Embedded Communication

IoT systems and related data flows are typically structured into three primary layers 1, eventually into five 2, which is less popular and mainly used in advanced research ^{[1] [2]}.
The lowest layer is the Perception (physical, acquisition) Layer, the intermediate is the Network Layer, and the higher is the Application Layer. The function of the Perception layer is to keep in contact with the physical environment. Devices working in this layer are designed as embedded systems with a network module. The modern embedded device includes a microcontroller, sensors, and actuators. External memories and typical microcomputer peripherals are usually built into the microcontroller, so they do not require a special connection. Sensors are elements that convert a value of some physical parameter into an electrical signal, while actuators are elements that control environmental parameters. Sensors and actuators are interfaced with the microcontroller using different connection types, including simple digital or analogue connections or much more complex communication links and protocols. IoT nodes in the Perception layer communicate with higher layers using more complex data transmission methods. The wireless transmission protocols between the Perception layer and other layers are described in communications_and_communicating_sut.

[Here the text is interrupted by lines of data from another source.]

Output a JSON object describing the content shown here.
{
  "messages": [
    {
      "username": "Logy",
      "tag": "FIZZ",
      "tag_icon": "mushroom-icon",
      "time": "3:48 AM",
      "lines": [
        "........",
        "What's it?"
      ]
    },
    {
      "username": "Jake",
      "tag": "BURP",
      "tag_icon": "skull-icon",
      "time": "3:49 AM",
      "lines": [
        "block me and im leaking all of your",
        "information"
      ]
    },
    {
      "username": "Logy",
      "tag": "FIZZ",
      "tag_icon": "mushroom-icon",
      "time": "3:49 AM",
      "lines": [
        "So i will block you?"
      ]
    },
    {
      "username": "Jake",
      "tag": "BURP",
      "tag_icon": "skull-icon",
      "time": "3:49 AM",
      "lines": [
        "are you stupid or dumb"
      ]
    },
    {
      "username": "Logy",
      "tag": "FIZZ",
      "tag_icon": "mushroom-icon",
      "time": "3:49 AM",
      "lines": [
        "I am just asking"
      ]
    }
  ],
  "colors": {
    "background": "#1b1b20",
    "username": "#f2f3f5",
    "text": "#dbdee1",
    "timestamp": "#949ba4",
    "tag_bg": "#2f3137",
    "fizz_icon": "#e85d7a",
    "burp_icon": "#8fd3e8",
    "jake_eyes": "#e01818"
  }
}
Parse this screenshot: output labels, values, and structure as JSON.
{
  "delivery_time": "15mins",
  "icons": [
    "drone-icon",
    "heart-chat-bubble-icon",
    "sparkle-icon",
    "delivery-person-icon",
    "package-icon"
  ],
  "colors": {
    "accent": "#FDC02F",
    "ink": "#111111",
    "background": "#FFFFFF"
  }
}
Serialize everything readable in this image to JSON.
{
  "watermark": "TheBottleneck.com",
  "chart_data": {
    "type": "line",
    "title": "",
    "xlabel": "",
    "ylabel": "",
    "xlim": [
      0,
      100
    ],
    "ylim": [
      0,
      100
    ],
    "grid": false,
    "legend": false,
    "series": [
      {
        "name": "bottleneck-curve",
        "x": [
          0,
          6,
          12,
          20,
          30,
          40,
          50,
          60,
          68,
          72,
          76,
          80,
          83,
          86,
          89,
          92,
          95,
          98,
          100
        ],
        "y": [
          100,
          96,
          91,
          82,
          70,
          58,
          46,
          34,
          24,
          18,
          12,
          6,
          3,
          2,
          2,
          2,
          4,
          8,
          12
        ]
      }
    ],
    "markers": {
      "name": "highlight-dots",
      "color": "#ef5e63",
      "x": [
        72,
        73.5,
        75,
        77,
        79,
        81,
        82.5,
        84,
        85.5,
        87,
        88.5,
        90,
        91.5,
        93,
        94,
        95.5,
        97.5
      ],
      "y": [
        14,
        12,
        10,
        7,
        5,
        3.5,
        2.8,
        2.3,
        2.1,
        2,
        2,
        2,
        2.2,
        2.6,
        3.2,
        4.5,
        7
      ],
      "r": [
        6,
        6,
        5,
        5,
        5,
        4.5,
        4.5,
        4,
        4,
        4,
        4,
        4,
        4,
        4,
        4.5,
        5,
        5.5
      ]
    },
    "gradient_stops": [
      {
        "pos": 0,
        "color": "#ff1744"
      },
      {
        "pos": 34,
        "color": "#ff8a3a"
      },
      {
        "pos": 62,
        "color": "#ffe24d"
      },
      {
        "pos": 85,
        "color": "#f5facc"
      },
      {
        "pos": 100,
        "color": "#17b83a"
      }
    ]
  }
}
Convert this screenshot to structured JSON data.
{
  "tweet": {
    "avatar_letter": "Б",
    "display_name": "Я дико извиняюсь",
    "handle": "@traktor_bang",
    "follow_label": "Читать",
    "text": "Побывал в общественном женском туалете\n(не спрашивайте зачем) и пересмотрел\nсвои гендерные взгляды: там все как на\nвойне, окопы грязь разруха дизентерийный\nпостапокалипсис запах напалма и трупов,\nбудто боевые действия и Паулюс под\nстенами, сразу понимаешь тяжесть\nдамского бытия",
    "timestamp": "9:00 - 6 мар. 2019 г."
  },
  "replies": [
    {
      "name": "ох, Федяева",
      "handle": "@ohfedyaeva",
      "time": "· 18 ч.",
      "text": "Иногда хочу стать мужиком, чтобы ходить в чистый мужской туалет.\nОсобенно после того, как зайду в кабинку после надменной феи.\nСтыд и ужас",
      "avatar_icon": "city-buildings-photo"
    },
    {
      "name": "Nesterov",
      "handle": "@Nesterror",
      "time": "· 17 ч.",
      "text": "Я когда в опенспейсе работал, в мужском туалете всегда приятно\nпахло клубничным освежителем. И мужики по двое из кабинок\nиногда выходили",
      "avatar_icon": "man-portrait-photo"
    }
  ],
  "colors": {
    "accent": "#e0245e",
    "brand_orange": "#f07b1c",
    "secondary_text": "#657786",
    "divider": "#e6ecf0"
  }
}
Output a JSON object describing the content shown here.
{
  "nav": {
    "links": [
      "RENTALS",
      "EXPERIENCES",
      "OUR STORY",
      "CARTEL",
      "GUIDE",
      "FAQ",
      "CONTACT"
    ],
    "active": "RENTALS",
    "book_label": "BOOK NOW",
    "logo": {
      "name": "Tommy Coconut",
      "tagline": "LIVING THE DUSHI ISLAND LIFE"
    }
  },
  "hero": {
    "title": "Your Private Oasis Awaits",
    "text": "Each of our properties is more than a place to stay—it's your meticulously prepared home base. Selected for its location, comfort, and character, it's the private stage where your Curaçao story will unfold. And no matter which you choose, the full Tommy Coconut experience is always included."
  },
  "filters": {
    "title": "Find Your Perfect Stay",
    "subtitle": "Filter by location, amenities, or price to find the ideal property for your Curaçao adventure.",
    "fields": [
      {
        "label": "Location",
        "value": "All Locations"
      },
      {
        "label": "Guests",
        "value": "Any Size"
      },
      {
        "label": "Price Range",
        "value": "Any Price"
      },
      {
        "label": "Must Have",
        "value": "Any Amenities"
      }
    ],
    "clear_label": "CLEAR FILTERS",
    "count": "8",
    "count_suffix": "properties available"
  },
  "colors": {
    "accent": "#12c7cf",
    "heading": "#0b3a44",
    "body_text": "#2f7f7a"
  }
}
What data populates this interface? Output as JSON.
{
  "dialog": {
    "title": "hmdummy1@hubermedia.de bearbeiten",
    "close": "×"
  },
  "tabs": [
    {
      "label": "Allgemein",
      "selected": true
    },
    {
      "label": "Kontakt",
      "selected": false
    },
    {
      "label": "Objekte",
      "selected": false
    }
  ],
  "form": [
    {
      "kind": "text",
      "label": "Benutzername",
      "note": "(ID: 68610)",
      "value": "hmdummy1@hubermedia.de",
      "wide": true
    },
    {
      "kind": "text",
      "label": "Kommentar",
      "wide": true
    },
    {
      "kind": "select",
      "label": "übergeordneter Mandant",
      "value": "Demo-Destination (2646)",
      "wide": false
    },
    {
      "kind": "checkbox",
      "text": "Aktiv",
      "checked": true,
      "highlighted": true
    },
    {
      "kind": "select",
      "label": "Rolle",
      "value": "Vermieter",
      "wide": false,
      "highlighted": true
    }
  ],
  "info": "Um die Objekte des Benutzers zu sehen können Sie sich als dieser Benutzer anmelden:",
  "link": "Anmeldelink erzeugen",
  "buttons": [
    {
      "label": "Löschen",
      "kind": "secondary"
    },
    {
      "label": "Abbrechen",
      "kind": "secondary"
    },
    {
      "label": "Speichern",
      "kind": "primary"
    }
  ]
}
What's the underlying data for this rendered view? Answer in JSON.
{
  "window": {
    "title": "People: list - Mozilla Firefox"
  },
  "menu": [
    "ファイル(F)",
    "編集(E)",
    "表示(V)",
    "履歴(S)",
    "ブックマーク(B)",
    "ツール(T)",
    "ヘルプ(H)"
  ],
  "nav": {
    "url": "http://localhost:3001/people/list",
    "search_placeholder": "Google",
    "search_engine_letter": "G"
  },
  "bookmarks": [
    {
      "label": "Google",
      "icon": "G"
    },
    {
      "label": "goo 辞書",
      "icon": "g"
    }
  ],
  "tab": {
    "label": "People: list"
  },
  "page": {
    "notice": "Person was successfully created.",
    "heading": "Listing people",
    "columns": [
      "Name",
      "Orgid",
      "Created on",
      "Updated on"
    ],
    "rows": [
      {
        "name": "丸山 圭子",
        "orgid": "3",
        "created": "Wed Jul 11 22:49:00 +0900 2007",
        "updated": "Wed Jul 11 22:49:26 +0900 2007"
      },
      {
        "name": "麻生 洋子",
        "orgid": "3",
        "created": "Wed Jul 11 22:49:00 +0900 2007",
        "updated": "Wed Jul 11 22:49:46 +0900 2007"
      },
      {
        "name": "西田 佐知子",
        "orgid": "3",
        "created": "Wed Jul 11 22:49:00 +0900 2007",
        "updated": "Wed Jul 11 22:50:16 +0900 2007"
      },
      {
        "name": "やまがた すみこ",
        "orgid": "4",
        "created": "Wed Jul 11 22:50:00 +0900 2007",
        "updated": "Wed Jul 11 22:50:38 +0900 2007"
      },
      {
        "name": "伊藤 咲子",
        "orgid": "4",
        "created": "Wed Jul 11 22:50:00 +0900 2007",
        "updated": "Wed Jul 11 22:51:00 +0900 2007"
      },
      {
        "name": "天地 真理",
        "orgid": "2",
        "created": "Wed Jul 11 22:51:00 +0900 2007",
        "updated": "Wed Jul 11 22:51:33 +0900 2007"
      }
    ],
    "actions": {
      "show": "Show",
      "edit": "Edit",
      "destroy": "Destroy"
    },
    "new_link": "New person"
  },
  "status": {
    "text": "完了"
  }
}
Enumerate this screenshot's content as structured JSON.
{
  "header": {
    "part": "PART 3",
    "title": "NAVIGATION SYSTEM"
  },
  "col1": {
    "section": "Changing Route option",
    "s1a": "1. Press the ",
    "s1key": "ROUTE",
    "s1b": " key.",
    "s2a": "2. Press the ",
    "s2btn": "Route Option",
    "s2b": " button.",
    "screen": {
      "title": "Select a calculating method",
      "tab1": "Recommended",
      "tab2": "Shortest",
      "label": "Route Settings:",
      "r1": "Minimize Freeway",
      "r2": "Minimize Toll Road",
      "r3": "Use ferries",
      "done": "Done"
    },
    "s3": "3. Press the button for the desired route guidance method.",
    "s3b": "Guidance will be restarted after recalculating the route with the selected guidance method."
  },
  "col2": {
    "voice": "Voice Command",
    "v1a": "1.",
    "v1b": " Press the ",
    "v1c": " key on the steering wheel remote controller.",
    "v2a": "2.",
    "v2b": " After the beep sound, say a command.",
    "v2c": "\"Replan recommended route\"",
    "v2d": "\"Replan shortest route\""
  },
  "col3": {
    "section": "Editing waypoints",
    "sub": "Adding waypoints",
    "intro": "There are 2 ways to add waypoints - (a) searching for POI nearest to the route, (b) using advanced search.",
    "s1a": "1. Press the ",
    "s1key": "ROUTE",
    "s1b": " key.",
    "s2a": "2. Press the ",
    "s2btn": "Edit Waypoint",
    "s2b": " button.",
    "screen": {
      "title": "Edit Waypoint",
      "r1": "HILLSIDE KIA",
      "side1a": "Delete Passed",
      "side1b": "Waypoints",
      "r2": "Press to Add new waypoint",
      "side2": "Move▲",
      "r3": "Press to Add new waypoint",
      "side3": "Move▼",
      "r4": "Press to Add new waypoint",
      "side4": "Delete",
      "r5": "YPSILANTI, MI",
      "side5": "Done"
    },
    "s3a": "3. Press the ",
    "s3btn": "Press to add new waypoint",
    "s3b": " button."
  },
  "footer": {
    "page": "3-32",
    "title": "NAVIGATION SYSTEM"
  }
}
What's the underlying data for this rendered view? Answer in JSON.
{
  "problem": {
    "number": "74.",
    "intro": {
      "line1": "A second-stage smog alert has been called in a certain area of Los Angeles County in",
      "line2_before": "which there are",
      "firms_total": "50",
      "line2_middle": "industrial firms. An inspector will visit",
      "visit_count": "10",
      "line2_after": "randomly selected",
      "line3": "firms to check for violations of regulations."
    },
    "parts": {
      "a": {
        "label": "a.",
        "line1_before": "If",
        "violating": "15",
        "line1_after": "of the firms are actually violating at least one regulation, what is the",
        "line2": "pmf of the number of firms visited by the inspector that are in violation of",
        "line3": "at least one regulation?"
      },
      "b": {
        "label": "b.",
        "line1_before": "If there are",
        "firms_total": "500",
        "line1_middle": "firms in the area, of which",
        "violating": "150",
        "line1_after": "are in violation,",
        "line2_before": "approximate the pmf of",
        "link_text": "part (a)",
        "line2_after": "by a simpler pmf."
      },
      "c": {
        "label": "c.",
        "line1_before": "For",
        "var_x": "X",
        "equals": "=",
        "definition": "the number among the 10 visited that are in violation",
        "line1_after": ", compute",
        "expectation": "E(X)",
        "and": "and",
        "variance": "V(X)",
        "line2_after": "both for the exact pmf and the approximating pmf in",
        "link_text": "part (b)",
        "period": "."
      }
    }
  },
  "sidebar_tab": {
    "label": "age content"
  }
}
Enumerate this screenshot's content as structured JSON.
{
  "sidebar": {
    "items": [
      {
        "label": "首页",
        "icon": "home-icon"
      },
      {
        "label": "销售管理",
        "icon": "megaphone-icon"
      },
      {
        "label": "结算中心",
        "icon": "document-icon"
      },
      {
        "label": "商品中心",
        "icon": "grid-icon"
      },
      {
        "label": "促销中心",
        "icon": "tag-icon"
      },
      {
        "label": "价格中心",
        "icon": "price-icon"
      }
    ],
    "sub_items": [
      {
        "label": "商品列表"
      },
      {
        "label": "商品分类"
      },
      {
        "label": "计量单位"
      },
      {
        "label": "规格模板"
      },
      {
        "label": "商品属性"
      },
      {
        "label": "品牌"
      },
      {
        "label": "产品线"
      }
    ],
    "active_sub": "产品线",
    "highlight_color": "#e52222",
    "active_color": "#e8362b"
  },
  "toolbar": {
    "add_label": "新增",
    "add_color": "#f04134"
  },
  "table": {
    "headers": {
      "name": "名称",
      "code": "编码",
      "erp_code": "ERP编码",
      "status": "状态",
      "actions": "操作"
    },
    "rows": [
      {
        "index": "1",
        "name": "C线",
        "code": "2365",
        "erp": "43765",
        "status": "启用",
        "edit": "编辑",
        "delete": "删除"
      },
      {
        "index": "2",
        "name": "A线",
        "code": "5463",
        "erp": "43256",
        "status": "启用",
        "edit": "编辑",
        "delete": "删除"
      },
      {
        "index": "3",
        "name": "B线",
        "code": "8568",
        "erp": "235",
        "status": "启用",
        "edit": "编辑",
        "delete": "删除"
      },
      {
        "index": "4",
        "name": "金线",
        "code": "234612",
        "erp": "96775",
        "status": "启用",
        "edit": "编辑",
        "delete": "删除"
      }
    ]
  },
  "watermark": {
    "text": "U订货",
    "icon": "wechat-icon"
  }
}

This chapter describes some popular internal protocols used to communicate between microcontrollers and other electronic elements called “embedded protocols”.

The embedded protocol that can be used in specific implementation depends mainly on the type of peripheral element. The method of connection and data exchange strictly depends on the kind of element. Some parts are analogue sensors that should be connected to an analogue-digital converter; some can be connected to digital pins working as inputs (for sensors) or outputs (for actuators).

Simple sensors do not implement the conversion and communication logic, and the output is just the analogue signal – voltage level, depending on the value of the measured parameter. It needs to be further converted into a digital representation; this process can be made by the Analogue to Digital Converters (ADC), implemented as the internal part of a microcontroller or separate integrated circuit. Examples of sensors with analogue output are a photoresistor, thermistor, potentiometer, and resistive touchscreen. ADC conversion is a process of conversion of the continuous-time signal into a discrete one. It has 2 crucial parameters to consider:

• Sampling rate: usually measured in Hz (kHz, MHz) is a sampling frequency, or in other words, defines a time period between two consecutive reads. A Nyquist-Shannon theorem defines minimum sampling frequency. Oversampling (using higher than Nyquist-Shannon) is common because many ADC converters built into the MCUs tend to be noisy due to the electromagnetic inference of other components, such as e.g. built-in radio. Oversampling brings the capability to average consecutive reads and obtain more reliable and less noisy ADC conversion.
• Sampling resolution: measured in bits, defines the minimum change in the input voltage the device can measure, e.g. 12-bit resolution brings 4096 values mapped to the input range. The ideal ADC converter linearly maps the discrete values to the voltage input range. Still, in real-life applications, input characteristics of the ADC used to be non-linear, and software correction may be required once input characteristics are evaluated.

It is worth noting that each ADC has its useable input range (voltage), and the input and analogue signal should be altered accordingly. In real applications, input signal adaptation requires external electronics; thus, many ADC converters provide the ability to amplify the input signal, and it can be programmed.

Simple, true/false information can be processed via digital I/O. Most devices use positive logic, where, e.g. +5 V (TTL) or +3.3 V (the most popular, yet other voltage standards exist) presents a logical one, also referenced as HIGH. In contrast, 0V gives a logical zero, referenced as LOW. In real systems, this bounding is fuzzy. It brings some tolerance, simplifying, e.g. communication from 3.3 V output to 5 V input, without a need for the conversion (note, the reverse conversion is usually not so straightforward, as 3.3 V inputs driven by the 5V output may burn quickly). A sample sensor providing binary data is a button (On/Off).
Alternating HIGH and LOW constitutes a square wave signal, usually used as a clock signal (when symmetrical) or used to control the power delivered to the external devices with means of so-called PWM.

Elements that need more data to be transferred (e.g. displays) usually use some digital data transmission protocol. It is often a serial protocol, meaning that data is transmitted bit by bit. Serial communication can be done in three modes.

• In simplex mode, only one of the two devices on a link can transmit; the other can only receive. The simplex mode can use the entire capacity of the channel to send data.
• In half-duplex mode, each station can transmit and receive, but not simultaneously. When one device sends, the other can only receive, and vice versa.
• In full-duplex mode, both stations can transmit and receive simultaneously. The link must contain two physically separate transmission paths, one for sending and the other for receiving.

Serial data transmission can be done synchronously or asynchronously. In synchronous data transmission, bits are synchronized with a clock signal common to the transmitter and receiver. Examples of synchronous protocols are TWI (Two Wire Interface) and SPI (Serial Peripheral Interface). Asynchronous data transmission does not need any separate synchronization signal, but the transmitter and receiver must use the exact timings, and synchronization information must be included in the information transmitted. Examples of asynchronous interfaces implemented in microcontrollers are 1-Wire and UART (Universal Asynchronous Receiver Transmitter).